Cement exports dive as building boom eats up supply

Cement exports dive as building boom eats up supply
25 April 2007

South Africa’s cement exports plunged 34 per cent last year as the country’s construction and building boom accelerated.  
Cement exports now represent only one per cent of demand and only 156,256t of cement were exported from South Africa last year, according to the latest Cement and Concrete Review published by the Cement and Concrete Institute. 
Apart from two peaks in 1999 and 2002, exports have been on a downward path for the past 10 years.  
In 1999 cement exports totalled close to 700,000t.  

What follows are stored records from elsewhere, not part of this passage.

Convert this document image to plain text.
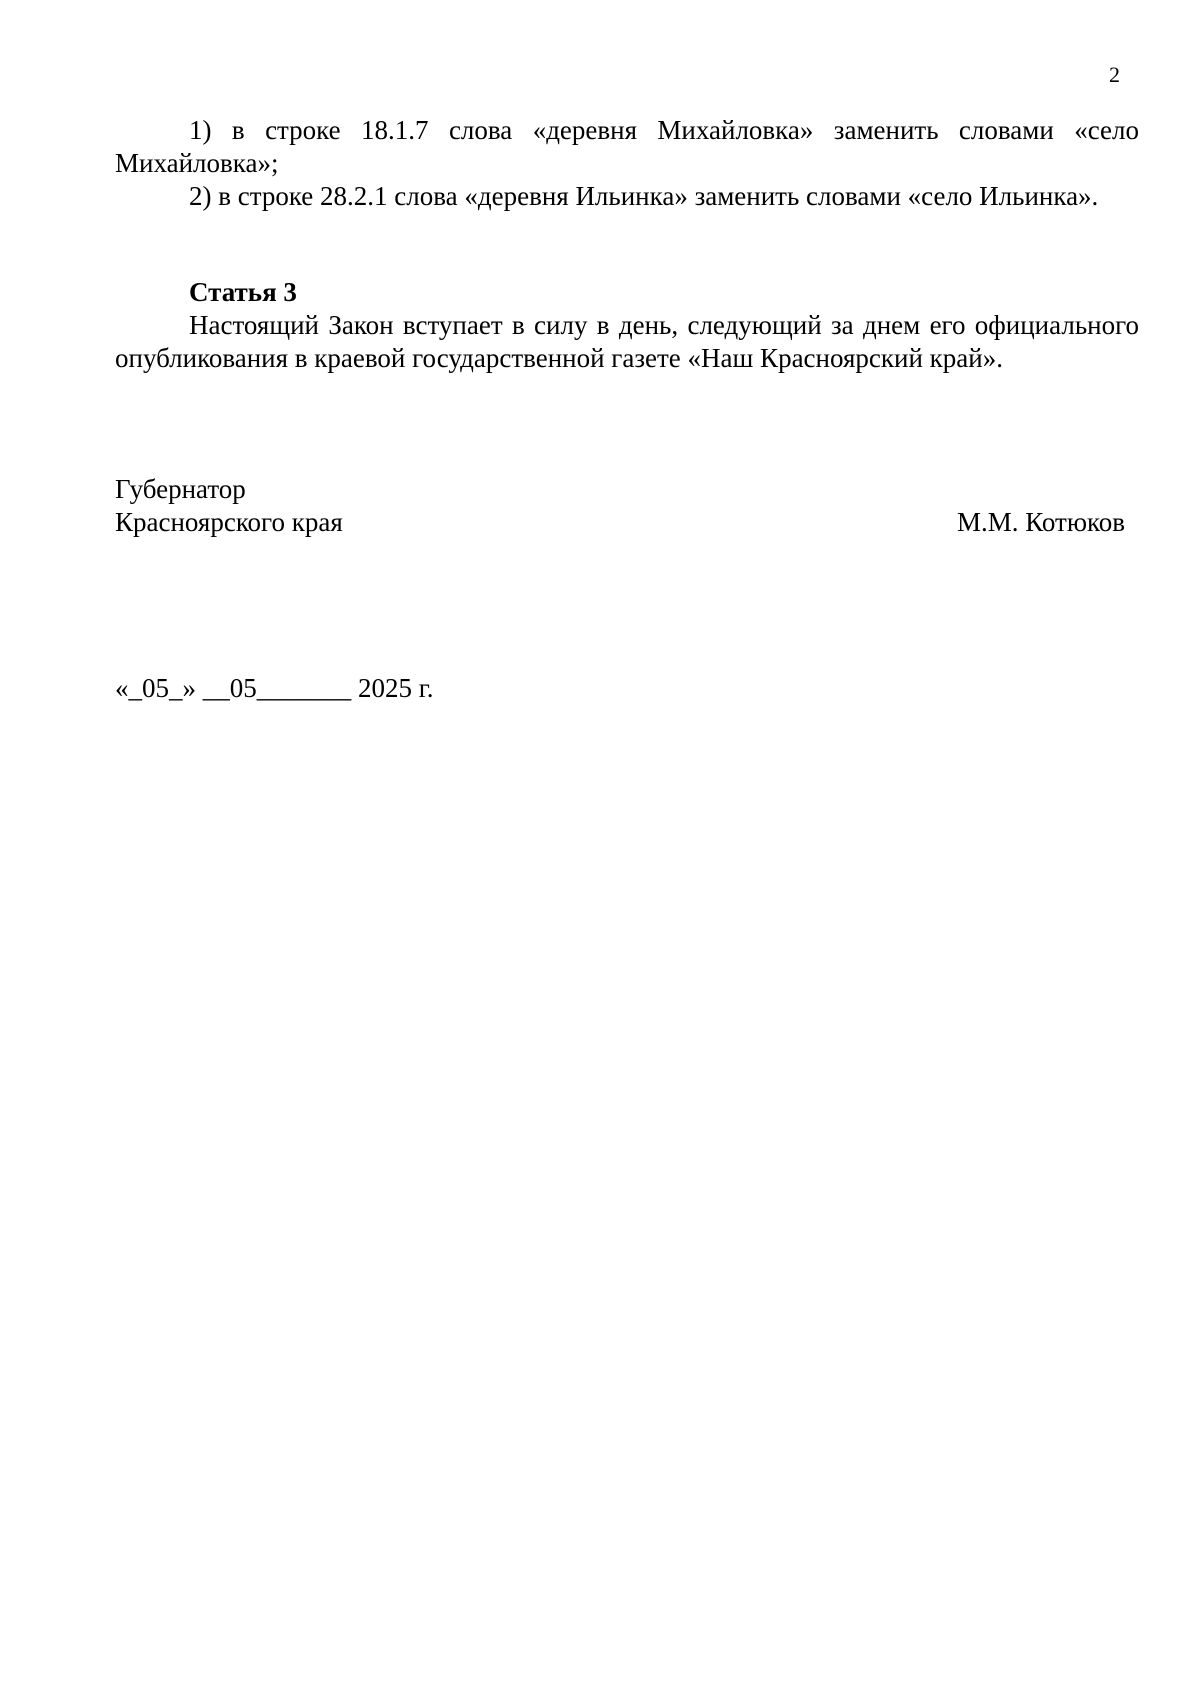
2

1) в строке 18.1.7 слова «деревня Михайловка» заменить словами «село Михайловка»;

2) в строке 28.2.1 слова «деревня Ильинка» заменить словами «село Ильинка».

Статья 3

Настоящий Закон вступает в силу в день, следующий за днем его официального опубликования в краевой государственной газете «Наш Красноярский край».

Губернатор

Красноярского края	М.М. Котюков
«_05_» __05_______ 2025 г.
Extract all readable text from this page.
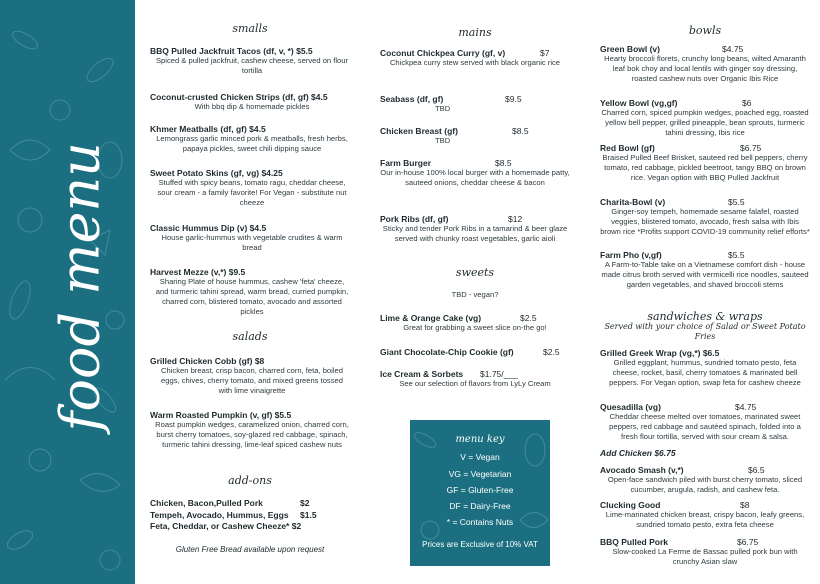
food menu FARMTOTABLE
smalls
BBQ Pulled Jackfruit Tacos (df, v, *) $5.5
Spiced & pulled jackfruit, cashew cheese, served on flour tortilla
Coconut-crusted Chicken Strips (df, gf) $4.5
With bbq dip & homemade pickles
Khmer Meatballs (df, gf) $4.5
Lemongrass garlic minced pork & meatballs, fresh herbs, papaya pickles, sweet chili dipping sauce
Sweet Potato Skins (gf, vg) $4.25
Stuffed with spicy beans, tomato ragu, cheddar cheese, sour cream - a family favorite! For Vegan - substitute nut cheeze
Classic Hummus Dip (v) $4.5
House garlic-hummus with vegetable crudites & warm bread
Harvest Mezze (v,*) $9.5
Sharing Plate of house hummus, cashew 'feta' cheeze, and turmeric tahini spread, warm bread, curried pumpkin, charred corn, blistered tomato, avocado and assorted pickles
salads
Grilled Chicken Cobb (gf) $8
Chicken breast, crisp bacon, charred corn, feta, boiled eggs, chives, cherry tomato, and mixed greens tossed with lime vinaigrette
Warm Roasted Pumpkin (v, gf) $5.5
Roast pumpkin wedges, caramelized onion, charred corn, burst cherry tomatoes, soy-glazed red cabbage, spinach, turmeric tahini dressing, lime-leaf spiced cashew nuts
add-ons
Chicken, Bacon,Pulled Pork	$2
Tempeh, Avocado, Hummus, Eggs $1.5
Feta, Cheddar, or Cashew Cheeze* $2
Gluten Free Bread available upon request
mains
Coconut Chickpea Curry (gf, v)	$7
Chickpea curry stew served with black organic rice
Seabass (df, gf)	$9.5
TBD
Chicken Breast (gf)	$8.5
TBD
Farm Burger	$8.5
Our in-house 100% local burger with a homemade patty, sauteed onions, cheddar cheese & bacon
Pork Ribs (df, gf)	$12
Sticky and tender Pork Ribs in a tamarind & beer glaze served with chunky roast vegetables, garlic aioli
sweets
TBD - vegan?
Lime & Orange Cake (vg)	$2.5
Great for grabbing a sweet slice on-the go!
Giant Chocolate-Chip Cookie (gf)	$2.5
Ice Cream & Sorbets $1.75/___
See our selection of flavors from LyLy Cream
menu key
V = Vegan
VG = Vegetarian
GF = Gluten-Free
DF = Dairy-Free
* = Contains Nuts
Prices are Exclusive of 10% VAT
bowls
Green Bowl (v)	$4.75
Hearty broccoli florets, crunchy long beans, wilted Amaranth leaf bok choy and local lentils with ginger soy dressing, roasted cashew nuts over Organic Ibis Rice
Yellow Bowl (vg,gf)	$6
Charred corn, spiced pumpkin wedges, poached egg, roasted yellow bell pepper, grilled pineapple, bean sprouts, turmeric tahini dressing, Ibis rice
Red Bowl (gf)	$6.75
Braised Pulled Beef Brisket, sauteed red bell peppers, cherry tomato, red cabbage, pickled beetroot, tangy BBQ on brown rice. Vegan option with BBQ Pulled Jackfruit
Charita-Bowl (v)	$5.5
Ginger-soy tempeh, homemade sesame falafel, roasted veggies, blistered tomato, avocado, fresh salsa with Ibis brown rice *Profits support COVID-19 community relief efforts*
Farm Pho (v,gf)	$5.5
A Farm-to-Table take on a Vietnamese comfort dish - house made citrus broth served with vermicelli rice noodles, sauteed garden vegetables, and shaved broccoli stems
sandwiches & wraps
Served with your choice of Salad or Sweet Potato Fries
Grilled Greek Wrap (vg,*) $6.5
Grilled eggplant, hummus, sundried tomato pesto, feta cheese, rocket, basil, cherry tomatoes & marinated bell peppers. For Vegan option, swap feta for cashew cheeze
Quesadilla (vg)	$4.75
Cheddar cheese melted over tomatoes, marinated sweet peppers, red cabbage and sautéed spinach, folded into a fresh flour tortilla, served with sour cream & salsa.
Add Chicken $6.75
Avocado Smash (v,*)	$6.5
Open-face sandwich piled with burst cherry tomato, sliced cucumber, arugula, radish, and cashew feta.
Clucking Good	$8
Lime-marinated chicken breast, crispy bacon, leafy greens, sundried tomato pesto, extra feta cheese
BBQ Pulled Pork	$6.75
Slow-cooked La Ferme de Bassac pulled pork bun with crunchy Asian slaw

The review attributed the weakening in exports predominantly to rising local demand, which limited the amount of cement available for export markets, although the strength of the rand had also played a role over the past year.  
Cement was typically shipped to other African countries and India Ocean islands.  
The review said regional demand grew by 9.9 percent to 14.2Mt last year. It was forecast to grow at least at the same rate as gross domestic product, if not faster, until 2010.  
In 2005 cement sales in southern Africa rose 11 per cent to a record 12.98Mt. They were forecast to rise a further eight per cent last year.  
The review warned that the extent of cement demand growth “will very much depend upon the availability of building materials and the skills required to implement construction projects”.  
It said cement demand from Lesotho, Botswana, Namibia and Swaziland last year was about 3 percent lower than in 2005, but it was very likely that these countries, particularly Botswana, bought cement from countries other than South Africa.  
All four cement manufacturers – Holcim South Africa, Lafarge South Africa, Natal Portland Cement (NPC) and  Pretoria Portland Cement (PPC) – had begun importing clinker or cement to meet demand. Clinker is an important raw material in cement.  
“This reached the equivalent of about 1 million tons of cement product during 2006.”  
PPC, Barloworld’s cement and lime subsidiary, is expanding its capacity by 1 million tons a year at a cost of R1.68 billion. Lafarge South Africa, the local subsidiary of the French building materials group, is investing R1.2 billion project to increase its cement capacity by 1Mta. NPC, owned by Cimpor Cimentos de Portugal, is expanding its Simuma plant in KwaZulu-Natal at a cost of R800 million.  
Most of these projects are scheduled to come on stream next year.  
The review added that there had been many reports of co-operative buying groups and independent brokers planning to import from as far afield as China. But, it said, “very little product appears to have reached the marketplace”.